Les frères du couvent répandirent que saint Pierre avait consolé le cardinal à son chevet et lui avait dit: «Voici les clefs. Tu ne les as pas reçues au Vatican, mais je te précéderai avec elles et je t'ouvrirai les parvis du ciel.» Les protestants, déjà nombreux, affirmaient que c'était Satan, et non saint Pierre, qui avait visité le cardinal. C'est le diable lui-même, racontaient-ils, qui a assisté le prélat, qui lui a arraché l'âme du corps, et qui l'a emportée dans un tourbillon de fumée.

Depuis cette mort, dans les villages des environs du couvent de Leicester et du château de Bradgate, on crut généralement à l'une ou à l'autre de ces interprétations populaires, selon qu'on était catholique ou protestant. L'ancien précepteur des marquis de Dorset devenu légat, chancelier et cardinal, n'était plus qu'une légende pour tous. Les paysans de Bradgate tinrent longtemps encore pour certain qu'il revenait sous la forme d'un spectre rouge, et que, de minuit au petit jour, il se promenait à l'amble de sa mule, par la forêt de Charnwood.

Jane Grey, vingt ans après les obsèques du cardinal, disait à Aylmer: «C'est offenser Dieu que d'admettre de telles superstitions.—Sans doute, répondait le bon docteur. Votre père a fait mieux que cela en recueillant plusieurs des domestiques du prélat.» A la mort du cardinal, beaucoup de ses serviteurs, en effet, furent dénués et languirent. Quand les montagnes croulent, elles engloutissent ou elles blessent tout ce qui s'abritait sous leur cime. Le marquis de Dorset pourvut généreusement au sort de quelques domestiques du prélat, qui avait été son précepteur et celui de ses frères. Voilà comment, dans son jeune âge, Jane Grey entendit beaucoup parler à Bradgate de Wolsey, par des serviteurs du cardinal devenus les serviteurs de la princesse.

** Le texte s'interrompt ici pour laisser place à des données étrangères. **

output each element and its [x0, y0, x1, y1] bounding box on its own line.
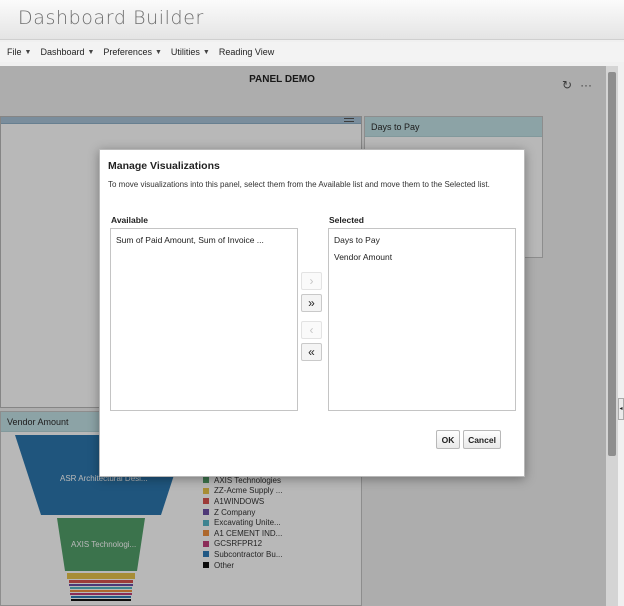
move-all-left-button[interactable]: « [301, 343, 322, 361]
app-header: Dashboard Builder [0, 0, 624, 40]
app-title: Dashboard Builder [18, 7, 204, 29]
available-list[interactable]: Sum of Paid Amount, Sum of Invoice ... [110, 228, 298, 411]
menu-reading-view[interactable]: Reading View [219, 47, 274, 57]
list-item[interactable]: Vendor Amount [329, 249, 515, 266]
list-item[interactable]: Sum of Paid Amount, Sum of Invoice ... [111, 232, 297, 249]
caret-down-icon: ▼ [202, 48, 210, 56]
caret-down-icon: ▼ [24, 48, 32, 56]
dialog-instructions: To move visualizations into this panel, … [108, 180, 490, 189]
menu-dashboard-label: Dashboard [40, 47, 85, 57]
scrollbar-thumb[interactable] [608, 72, 616, 456]
vertical-scrollbar[interactable] [606, 66, 618, 606]
selected-label: Selected [329, 215, 364, 225]
menubar: File ▼ Dashboard ▼ Preferences ▼ Utiliti… [0, 42, 624, 62]
move-one-left-button[interactable]: ‹ [301, 321, 322, 339]
menu-preferences[interactable]: Preferences ▼ [103, 47, 161, 57]
caret-down-icon: ▼ [154, 48, 162, 56]
move-all-right-button[interactable]: » [301, 294, 322, 312]
collapse-side-panel-tab[interactable]: ◂ [618, 398, 624, 420]
cancel-button[interactable]: Cancel [463, 430, 501, 449]
move-one-right-button[interactable]: › [301, 272, 322, 290]
available-label: Available [111, 215, 149, 225]
ok-button[interactable]: OK [436, 430, 460, 449]
list-item[interactable]: Days to Pay [329, 232, 515, 249]
menu-preferences-label: Preferences [103, 47, 152, 57]
caret-down-icon: ▼ [87, 48, 95, 56]
dialog-title: Manage Visualizations [108, 160, 220, 172]
menu-file[interactable]: File ▼ [7, 47, 31, 57]
menu-file-label: File [7, 47, 22, 57]
manage-visualizations-dialog: Manage Visualizations To move visualizat… [99, 149, 525, 477]
menu-utilities-label: Utilities [170, 47, 200, 57]
selected-list[interactable]: Days to Pay Vendor Amount [328, 228, 516, 411]
menu-utilities[interactable]: Utilities ▼ [171, 47, 210, 57]
menu-reading-view-label: Reading View [218, 47, 275, 57]
menu-dashboard[interactable]: Dashboard ▼ [40, 47, 94, 57]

Henri VIII ne fut pas aussi compatissant que le marquis de Dorset. Quand il apprit de Kingston les derniers moments de son grand ministre, il eut néanmoins une explosion de sensibilité. Il ne put retenir ses larmes, soit que chez ce tyran, l'un des plus noirs qui furent jamais, l'amitié eût des réveils subits et fugitifs, soit qu'il fût jaloux d'une mort naturelle qui attentait à ses droits et qui l'empêchait de faire couper la tête au cardinal.

Le roi avait beau se distraire de la politique par la théologie et par la musique, son divorce l'inquiétait, le troublait. Il y eut des jours où il brûla jusqu'à dix volumes, où il brisa jusqu'à trois flûtes, où il lassa jusqu'à six chevaux.

Au milieu des plaisirs, il était obsédé par les affaires, par sa grande affaire surtout. Comment se passer de Wolsey? Comment suppléer au puissant ministre? Comment combler le gouffre immense que le trépas du cardinal laissait après lui?

Thomas Morus avait succédé au chancelier. C'était un homme savant et habile. Il aurait pu être très-utile, s'il n'eût pas été si attaché aux traditions catholiques.

Suffolk et Norfolk n'étaient que des courtisans. Lady Anne Boleyn, le vrai premier ministre, n'était pas assez grave. Ce n'était pas par elle, c'était pour elle qu'il fallait manœuvrer avec Rome.